Heidegger has a very particular way of looking at the idea of “drunkenness”, not as being blind drunk and therefore incapable but as being raised to a higher level, in which we see things which might otherwise be hidden, and also experience a special kind of being together and therefore thinking together.
The idea of thinking as essentially convivial goes against hundreds if not thousands of years of a tradition which held that philosophy was a sternly solitary pursuit. Strangely, that tradition seemed to have forgotten that Plato’s idea of philosophy was not solitary but dialogic, or even symposiastic.

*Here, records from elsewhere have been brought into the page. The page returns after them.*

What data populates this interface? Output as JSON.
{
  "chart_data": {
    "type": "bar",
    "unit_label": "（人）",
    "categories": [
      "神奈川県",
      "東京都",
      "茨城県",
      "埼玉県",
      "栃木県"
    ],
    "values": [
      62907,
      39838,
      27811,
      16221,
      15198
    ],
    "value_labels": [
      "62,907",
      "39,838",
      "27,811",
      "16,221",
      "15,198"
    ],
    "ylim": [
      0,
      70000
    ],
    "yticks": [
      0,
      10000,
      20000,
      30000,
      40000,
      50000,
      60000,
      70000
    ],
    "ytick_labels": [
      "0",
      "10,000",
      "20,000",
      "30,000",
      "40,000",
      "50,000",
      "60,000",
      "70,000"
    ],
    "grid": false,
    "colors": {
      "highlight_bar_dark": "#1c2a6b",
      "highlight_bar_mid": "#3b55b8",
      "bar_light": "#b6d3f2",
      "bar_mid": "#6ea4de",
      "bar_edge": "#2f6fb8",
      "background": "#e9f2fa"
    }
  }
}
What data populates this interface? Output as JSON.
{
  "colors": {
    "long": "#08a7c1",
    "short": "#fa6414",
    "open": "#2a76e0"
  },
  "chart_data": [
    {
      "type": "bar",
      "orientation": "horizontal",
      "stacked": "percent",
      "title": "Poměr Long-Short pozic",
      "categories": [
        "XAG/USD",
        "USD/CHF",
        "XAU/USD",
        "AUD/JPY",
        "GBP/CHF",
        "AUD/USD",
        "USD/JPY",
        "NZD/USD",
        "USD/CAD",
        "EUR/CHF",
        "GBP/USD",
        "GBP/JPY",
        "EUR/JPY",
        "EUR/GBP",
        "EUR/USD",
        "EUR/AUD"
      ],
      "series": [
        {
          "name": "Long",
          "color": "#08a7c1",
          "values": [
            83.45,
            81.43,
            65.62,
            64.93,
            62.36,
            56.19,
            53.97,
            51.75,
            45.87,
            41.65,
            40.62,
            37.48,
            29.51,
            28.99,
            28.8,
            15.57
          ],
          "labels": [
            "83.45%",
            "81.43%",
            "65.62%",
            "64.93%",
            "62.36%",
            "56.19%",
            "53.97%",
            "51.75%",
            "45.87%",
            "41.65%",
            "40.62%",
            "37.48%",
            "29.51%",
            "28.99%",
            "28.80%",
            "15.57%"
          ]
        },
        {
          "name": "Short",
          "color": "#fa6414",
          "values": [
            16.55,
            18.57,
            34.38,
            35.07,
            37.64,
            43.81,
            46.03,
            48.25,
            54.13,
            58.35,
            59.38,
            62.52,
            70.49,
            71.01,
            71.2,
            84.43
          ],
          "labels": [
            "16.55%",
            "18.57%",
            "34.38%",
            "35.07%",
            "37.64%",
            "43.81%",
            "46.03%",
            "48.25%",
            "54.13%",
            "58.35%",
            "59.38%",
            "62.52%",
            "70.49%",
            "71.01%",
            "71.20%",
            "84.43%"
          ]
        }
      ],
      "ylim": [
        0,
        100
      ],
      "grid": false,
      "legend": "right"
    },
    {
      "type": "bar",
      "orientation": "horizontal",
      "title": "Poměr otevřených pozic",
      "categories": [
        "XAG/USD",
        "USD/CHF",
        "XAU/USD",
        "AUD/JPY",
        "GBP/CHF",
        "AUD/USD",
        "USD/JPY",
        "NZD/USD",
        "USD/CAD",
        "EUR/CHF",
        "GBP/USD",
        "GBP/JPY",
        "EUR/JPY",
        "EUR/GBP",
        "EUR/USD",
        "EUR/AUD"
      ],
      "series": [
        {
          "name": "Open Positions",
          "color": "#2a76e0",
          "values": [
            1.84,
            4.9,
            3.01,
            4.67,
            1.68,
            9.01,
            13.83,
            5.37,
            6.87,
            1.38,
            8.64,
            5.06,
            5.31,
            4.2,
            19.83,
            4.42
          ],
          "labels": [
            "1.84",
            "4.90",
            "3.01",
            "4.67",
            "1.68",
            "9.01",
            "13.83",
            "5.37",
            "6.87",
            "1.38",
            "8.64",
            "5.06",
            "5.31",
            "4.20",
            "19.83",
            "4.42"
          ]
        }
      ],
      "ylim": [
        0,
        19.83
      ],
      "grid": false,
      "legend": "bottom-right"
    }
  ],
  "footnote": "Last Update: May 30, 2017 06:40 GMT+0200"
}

The Platonic text Heidegger liked to invoke was not the Symposium (in which Socrates was just about the only thinker/drinker left standing) but the Seventh Letter. In this autobiographical text, Plato speaks of a kind of understanding which “is brought to birth in the soul on a sudden, as light that is kindled by a leaping spark, and thereafter…nourishes itself.” Heidegger associated that flashing insight with the experiencing of drinking and thinking together with friends.
But what kind of thinking is it that flourishes under these convivial conditions, and why might it be just as valuable if not more valuable than, say, sober ratiocination? In his later philosophy, Heidegger turned increasingly to the poets as sources of the deepest thinking. So here the inspiration is Hölderlin’s poem Remembrance and its plea “Extend to me, full of dark light, the fragrant cup.” Dark light sounds like a paradox, but it denotes a more forgiving kind of illumination which allows for shade as well as brightness. This is not 24/7 artificial glare, but the play of light and shadow.
Heidegger’s refusal to apologise publicly for his support of the Nazis in the 1930s may remain unforgivable. Given his close friendships with Jewish thinkers such as Arendt and Jonas, how could he not have spoken out against the Holocaust? It took his student Emmanuel Levinas to take his philosophy one crucial step further and place ethics, our care and responsibility for the Other, above ontology. But even though Heidegger himself couldn’t take that step, his philosophy of care for the Being of beings, including wine, leads in that direction. And can help us both to drink and think.